Angola: Le pays maintient suspendus des vols commerciaux


Luanda — Les vols commerciaux internationaux réguliers à destination et en provenance de l’Angola resteront suspendus durant un temps indéterminé, a annoncé vendredi le ministère des Transports.

La décision s’inscrit dans le cadre des mesures de lutte et de prévention du Covid-19, selon une note de ce département ministériel.

Le ministère rappelle que l’ouverture des vols commerciaux à destination et en provenance du territoire national dépend de l’évolution épidémiologique nationale et, à cet effet, elle doit mériter l’approbation de l’Autorité Sanitaire Nationale.

Il souligne qu’il dépendra également de règles spécifiques à définir par l’Autorité Nationale de l’Aviation Civile, dans le cadre des accords aériens établis.

Selon la note, dans cette phase de catastrophe publique, seuls les vols humanitaires et spéciaux seront autorisés, dans le cadre de l’aide humanitaire et pour d’autres raisons inaliénables.

Le ministère des Transports explique que les vols humanitaires et spéciaux organisés par un État spécifique ou une organisation humanitaire internationale seront autorisés, validés par les entités compétentes, qui sont destinés au retour des citoyens nationaux et des étrangers résidant en Angola, au rapatriement des étrangers et des non-résidents vers leurs pays respectifs et à l’aide humanitaire .
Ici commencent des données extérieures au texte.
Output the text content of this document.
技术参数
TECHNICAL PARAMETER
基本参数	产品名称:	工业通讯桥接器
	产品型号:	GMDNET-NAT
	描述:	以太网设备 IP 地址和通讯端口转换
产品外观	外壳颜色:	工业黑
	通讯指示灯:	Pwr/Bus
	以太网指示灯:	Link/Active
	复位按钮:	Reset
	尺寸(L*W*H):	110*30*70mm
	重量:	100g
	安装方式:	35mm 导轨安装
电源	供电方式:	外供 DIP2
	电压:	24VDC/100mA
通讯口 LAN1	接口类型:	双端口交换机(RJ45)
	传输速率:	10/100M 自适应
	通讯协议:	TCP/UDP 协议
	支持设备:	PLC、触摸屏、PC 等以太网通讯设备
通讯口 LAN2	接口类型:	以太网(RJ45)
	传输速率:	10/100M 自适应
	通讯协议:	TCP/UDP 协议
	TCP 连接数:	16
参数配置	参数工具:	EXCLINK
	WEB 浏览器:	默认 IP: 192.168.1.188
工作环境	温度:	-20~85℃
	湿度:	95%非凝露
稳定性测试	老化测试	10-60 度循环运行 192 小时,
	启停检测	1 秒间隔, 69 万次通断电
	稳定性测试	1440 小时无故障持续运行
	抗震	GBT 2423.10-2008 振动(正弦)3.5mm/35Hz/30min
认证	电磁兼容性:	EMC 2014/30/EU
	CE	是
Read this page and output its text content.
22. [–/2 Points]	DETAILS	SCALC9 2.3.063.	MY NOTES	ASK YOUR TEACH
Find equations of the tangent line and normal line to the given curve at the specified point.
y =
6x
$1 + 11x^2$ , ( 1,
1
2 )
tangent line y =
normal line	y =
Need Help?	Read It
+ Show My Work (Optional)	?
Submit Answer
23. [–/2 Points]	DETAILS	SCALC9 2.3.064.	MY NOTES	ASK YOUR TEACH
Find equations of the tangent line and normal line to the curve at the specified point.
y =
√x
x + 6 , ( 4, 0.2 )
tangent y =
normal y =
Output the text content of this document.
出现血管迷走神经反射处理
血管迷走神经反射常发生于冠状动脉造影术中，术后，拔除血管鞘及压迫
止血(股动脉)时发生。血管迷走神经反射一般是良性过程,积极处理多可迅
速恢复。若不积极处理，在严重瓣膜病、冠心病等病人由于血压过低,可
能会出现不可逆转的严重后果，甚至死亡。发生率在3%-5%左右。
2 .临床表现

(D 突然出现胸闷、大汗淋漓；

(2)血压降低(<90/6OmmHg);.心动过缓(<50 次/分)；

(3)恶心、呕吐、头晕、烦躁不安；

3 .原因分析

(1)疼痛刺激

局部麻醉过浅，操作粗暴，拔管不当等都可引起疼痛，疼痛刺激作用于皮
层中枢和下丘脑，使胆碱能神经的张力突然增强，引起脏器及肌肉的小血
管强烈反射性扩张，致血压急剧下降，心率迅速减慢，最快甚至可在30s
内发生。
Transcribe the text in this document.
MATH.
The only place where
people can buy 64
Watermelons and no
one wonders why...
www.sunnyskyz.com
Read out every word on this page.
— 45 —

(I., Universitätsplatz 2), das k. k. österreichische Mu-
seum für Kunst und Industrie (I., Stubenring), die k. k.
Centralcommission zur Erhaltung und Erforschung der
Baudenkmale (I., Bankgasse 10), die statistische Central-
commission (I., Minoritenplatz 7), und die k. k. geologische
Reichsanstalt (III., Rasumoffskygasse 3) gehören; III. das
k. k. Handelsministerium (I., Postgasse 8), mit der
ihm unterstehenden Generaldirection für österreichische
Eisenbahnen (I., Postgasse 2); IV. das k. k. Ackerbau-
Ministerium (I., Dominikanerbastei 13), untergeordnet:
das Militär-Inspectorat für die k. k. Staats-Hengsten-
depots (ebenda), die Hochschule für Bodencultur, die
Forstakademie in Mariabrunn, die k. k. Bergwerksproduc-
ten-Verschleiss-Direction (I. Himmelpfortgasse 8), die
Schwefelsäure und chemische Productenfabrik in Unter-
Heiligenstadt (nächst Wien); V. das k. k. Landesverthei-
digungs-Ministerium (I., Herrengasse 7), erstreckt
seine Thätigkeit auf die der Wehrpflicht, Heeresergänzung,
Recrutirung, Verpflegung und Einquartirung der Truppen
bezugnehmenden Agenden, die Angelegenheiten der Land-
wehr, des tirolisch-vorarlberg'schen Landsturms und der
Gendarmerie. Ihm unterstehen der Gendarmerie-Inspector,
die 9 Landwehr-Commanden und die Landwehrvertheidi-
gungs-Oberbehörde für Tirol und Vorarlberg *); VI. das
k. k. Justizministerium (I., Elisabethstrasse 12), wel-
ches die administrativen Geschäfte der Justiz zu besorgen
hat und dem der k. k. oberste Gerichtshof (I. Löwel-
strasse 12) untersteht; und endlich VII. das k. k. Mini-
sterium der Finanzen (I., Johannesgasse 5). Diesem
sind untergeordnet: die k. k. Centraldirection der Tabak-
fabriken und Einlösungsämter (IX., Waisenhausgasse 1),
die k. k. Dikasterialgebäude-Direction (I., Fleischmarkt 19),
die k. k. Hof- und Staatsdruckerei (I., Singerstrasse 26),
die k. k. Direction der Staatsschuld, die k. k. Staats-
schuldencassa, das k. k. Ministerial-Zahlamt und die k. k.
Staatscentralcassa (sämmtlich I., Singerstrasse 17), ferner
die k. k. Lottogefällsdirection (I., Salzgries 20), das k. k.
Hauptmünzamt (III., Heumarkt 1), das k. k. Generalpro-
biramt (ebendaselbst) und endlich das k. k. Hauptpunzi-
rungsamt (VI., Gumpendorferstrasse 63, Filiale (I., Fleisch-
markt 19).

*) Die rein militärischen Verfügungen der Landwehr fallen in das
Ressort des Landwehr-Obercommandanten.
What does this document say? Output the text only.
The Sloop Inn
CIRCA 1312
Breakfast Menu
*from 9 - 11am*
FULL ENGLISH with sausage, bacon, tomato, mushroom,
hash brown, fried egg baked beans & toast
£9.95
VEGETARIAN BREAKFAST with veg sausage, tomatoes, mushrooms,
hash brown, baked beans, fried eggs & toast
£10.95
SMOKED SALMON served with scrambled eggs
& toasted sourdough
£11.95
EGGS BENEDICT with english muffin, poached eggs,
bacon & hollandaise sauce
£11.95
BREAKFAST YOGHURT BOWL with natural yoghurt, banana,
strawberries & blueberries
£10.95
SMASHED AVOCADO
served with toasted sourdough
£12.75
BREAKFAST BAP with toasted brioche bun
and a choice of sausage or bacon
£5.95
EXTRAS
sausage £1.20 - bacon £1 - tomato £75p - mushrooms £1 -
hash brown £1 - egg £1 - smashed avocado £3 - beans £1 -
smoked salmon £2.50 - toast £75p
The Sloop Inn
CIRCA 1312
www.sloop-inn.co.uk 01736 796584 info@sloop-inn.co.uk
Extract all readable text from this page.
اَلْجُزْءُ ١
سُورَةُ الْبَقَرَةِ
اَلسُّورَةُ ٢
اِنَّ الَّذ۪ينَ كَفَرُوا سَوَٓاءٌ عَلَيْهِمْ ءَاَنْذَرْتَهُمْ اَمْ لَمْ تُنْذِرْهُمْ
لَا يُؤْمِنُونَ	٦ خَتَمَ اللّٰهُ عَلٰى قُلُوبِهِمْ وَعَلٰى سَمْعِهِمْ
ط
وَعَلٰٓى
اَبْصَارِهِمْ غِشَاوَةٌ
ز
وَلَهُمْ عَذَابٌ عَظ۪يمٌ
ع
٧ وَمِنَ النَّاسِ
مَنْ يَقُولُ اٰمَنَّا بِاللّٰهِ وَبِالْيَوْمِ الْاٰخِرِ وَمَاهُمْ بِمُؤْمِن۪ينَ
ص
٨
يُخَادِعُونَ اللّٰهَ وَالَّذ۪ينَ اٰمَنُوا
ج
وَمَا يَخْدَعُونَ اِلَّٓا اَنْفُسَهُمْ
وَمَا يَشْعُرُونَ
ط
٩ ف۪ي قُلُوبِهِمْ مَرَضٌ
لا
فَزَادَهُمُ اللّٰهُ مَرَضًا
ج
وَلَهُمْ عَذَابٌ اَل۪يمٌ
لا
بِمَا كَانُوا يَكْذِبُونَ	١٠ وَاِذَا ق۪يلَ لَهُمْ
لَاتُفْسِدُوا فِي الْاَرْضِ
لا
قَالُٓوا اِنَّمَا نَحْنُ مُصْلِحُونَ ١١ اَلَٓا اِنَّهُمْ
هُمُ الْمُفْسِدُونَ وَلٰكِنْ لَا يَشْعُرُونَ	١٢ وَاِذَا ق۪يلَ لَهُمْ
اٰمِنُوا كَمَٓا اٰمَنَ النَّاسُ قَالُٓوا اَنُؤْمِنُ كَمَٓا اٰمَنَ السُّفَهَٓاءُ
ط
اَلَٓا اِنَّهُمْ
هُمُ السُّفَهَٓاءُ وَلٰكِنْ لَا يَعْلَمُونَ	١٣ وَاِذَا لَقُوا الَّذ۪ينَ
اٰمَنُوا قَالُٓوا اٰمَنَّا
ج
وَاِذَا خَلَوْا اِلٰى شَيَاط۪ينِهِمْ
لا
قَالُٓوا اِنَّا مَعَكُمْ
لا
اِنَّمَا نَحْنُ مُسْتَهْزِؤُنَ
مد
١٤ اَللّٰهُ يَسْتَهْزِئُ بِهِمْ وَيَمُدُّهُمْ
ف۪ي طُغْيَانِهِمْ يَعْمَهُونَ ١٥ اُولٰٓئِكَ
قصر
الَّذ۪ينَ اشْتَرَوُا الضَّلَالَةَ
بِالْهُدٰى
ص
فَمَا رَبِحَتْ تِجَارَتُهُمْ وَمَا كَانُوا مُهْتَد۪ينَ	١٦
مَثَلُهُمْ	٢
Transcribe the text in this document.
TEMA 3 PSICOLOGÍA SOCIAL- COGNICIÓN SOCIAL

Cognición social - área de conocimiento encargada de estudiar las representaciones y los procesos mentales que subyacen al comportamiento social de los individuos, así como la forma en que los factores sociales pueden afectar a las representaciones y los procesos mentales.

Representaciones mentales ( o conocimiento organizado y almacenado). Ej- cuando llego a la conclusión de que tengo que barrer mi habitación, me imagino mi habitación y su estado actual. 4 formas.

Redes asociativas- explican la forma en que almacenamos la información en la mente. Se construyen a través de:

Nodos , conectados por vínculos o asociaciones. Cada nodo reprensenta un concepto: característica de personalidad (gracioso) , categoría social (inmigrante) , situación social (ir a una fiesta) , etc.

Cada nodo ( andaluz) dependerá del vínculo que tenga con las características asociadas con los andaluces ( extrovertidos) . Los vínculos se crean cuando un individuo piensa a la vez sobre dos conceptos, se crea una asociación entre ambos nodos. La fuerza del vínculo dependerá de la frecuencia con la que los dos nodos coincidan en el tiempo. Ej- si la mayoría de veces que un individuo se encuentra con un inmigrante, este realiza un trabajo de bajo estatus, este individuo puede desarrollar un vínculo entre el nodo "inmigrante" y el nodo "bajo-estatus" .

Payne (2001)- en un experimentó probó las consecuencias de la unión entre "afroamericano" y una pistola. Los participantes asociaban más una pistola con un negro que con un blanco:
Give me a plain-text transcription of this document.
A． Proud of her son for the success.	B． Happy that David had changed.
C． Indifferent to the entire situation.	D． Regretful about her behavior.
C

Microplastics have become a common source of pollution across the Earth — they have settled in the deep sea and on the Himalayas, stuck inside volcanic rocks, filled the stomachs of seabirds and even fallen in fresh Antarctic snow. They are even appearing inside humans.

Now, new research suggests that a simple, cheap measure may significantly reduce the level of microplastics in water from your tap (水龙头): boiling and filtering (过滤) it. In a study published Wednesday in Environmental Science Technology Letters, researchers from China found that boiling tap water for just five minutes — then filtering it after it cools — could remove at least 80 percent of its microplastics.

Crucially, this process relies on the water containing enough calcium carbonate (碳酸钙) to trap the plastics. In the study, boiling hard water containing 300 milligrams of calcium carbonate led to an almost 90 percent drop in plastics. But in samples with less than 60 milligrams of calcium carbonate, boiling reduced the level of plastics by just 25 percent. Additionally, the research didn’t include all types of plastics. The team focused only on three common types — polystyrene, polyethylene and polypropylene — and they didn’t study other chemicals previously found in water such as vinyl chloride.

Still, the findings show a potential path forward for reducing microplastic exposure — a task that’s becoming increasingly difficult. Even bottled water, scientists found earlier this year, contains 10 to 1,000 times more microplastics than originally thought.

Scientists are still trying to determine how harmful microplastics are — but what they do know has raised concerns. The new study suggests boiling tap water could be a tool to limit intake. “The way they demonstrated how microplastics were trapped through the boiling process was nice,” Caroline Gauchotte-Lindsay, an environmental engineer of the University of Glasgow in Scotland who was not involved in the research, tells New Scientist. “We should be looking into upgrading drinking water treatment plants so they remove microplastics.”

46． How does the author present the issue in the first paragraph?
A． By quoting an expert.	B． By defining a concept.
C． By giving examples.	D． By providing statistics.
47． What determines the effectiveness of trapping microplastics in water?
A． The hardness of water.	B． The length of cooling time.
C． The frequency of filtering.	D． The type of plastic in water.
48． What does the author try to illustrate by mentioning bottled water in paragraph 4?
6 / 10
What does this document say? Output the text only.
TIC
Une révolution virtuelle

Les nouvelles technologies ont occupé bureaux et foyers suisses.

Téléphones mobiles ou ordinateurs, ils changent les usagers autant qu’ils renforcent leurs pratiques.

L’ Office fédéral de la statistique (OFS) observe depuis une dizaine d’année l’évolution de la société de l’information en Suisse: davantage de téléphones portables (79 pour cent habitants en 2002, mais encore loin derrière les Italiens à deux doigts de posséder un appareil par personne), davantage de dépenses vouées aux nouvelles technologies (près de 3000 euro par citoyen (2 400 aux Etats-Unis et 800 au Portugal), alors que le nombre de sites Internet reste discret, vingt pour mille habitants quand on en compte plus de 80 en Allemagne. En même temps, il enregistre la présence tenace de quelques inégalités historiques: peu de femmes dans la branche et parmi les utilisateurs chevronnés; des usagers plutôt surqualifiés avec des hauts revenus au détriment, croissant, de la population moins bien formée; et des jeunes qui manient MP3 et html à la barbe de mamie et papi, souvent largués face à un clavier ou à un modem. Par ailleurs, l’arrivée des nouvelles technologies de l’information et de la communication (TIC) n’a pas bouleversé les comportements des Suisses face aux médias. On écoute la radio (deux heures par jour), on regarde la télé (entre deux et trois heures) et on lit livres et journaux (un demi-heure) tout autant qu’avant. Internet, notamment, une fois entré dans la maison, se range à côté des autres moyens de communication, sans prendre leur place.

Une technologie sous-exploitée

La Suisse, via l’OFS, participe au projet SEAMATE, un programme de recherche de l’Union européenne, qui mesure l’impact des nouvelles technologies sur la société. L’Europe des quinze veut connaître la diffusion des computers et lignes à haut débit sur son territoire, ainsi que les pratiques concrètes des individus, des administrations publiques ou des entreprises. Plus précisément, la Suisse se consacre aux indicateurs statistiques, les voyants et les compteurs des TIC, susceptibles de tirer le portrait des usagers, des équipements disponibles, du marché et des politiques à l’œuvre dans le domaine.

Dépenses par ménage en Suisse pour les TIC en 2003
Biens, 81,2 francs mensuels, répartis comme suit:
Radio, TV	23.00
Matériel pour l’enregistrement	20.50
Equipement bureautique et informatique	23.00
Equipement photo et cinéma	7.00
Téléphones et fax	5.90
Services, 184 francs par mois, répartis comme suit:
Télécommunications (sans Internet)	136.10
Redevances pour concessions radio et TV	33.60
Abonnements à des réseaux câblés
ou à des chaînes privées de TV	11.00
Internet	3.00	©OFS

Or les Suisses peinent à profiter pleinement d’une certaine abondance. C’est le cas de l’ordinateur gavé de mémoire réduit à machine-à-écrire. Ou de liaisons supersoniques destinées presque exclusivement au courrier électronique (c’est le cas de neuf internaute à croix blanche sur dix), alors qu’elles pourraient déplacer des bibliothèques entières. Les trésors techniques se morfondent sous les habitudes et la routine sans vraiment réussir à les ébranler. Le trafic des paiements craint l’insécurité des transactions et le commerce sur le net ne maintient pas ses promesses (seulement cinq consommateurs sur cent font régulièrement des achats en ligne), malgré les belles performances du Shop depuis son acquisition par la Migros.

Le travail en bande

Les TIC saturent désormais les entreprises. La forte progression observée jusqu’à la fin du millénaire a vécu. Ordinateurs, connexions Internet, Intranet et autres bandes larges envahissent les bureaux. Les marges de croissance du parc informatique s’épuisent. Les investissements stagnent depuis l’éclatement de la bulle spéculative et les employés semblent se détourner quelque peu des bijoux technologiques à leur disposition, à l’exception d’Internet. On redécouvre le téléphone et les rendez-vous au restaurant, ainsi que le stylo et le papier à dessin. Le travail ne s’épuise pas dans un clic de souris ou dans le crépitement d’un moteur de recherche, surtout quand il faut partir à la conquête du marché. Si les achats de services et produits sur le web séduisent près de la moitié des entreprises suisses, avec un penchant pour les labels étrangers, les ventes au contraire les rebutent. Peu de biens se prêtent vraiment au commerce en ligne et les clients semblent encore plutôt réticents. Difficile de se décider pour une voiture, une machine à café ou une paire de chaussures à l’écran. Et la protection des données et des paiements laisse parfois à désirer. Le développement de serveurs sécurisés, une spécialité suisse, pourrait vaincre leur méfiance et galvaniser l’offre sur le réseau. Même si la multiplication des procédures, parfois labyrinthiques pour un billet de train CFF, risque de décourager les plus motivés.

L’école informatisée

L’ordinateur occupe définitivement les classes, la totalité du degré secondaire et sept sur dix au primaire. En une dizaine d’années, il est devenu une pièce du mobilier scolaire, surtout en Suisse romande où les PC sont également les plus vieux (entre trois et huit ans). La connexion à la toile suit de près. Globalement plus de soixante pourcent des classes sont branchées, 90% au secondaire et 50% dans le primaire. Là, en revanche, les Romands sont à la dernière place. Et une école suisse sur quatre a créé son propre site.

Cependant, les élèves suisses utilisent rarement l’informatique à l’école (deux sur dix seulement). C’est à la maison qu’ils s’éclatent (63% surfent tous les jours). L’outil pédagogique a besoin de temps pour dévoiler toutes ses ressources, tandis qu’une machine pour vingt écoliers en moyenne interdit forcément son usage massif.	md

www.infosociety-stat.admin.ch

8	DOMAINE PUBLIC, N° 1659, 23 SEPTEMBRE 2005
De même, les voyages officiels, l’entrée et la sortie de fret, de marchandises et de colis postaux, les urgences médicales, les escales techniques, l’entrée et la sortie du personnel diplomatique et consulaire, le transfert des cadavres (jusqu’à deux compagnons) seront autorisés, ainsi que les entrées pour accomplir des tâches spécifiques par des spécialistes étrangers.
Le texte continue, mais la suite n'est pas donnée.